Automated Rhetorical Device Detection in Student Essays for Argumentation Skill Training
Аннотация
Rhetorical devices Automated recognition of them in student essays is imperative in improving argumentation skills and in aiding efficient teaching of writing. Detecting such patterns as analogies, metaphors, and repetitions may give some information about the persuasion methods used by students and their general proficiency in arguments. Current systems to detect rhetorical devices may either be based only on rule-based systems or neural models, which may be limited to low adaptability to different styles of writing and lack of contextual information about subtle language. To overcome such problems, we suggest a Hybrid Rule-Based and Neural Sequence Labeling (HR-NSL) model. This method uses the accuracy of rule-based patterns of known rhetorical structures along with the contextual adjustability of neural sequence labeling models to identify implicit or compound devices.

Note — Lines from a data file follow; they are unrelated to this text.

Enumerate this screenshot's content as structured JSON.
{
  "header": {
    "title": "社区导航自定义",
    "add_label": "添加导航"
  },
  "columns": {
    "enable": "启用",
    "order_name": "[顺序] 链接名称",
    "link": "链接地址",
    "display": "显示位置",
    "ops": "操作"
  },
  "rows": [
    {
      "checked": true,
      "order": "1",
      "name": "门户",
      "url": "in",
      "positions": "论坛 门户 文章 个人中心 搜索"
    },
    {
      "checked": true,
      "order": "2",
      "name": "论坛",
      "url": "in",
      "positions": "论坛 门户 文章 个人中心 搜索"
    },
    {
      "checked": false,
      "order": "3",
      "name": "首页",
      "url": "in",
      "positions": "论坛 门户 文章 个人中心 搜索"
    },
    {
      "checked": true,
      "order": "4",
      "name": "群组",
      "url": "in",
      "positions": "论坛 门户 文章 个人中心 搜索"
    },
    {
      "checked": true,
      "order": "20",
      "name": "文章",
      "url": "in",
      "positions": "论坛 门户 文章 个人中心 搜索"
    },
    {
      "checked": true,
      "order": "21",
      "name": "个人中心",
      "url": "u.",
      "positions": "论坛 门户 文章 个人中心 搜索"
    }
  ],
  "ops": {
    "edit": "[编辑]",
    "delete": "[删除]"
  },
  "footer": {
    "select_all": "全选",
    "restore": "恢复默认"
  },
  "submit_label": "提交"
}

A combination of the two strategies will enhance the accuracy in detection and interpretability to facilitate learning by HR-NSL. The suggested approach may be implemented in automated feedback systems, where the teacher and learners can detect rhetorical devices in the essay, trace the progression of the argumentation process, and design specific interventions on the writing process. Experimental analysis proves that HR-NSL is more successful than the traditional rule-based and neural methods providing larger precision and recall of multiple rhetorical devices on various student essays. The findings suggest that such a mixed method will be useful in motivating argumentation skills in the learning context.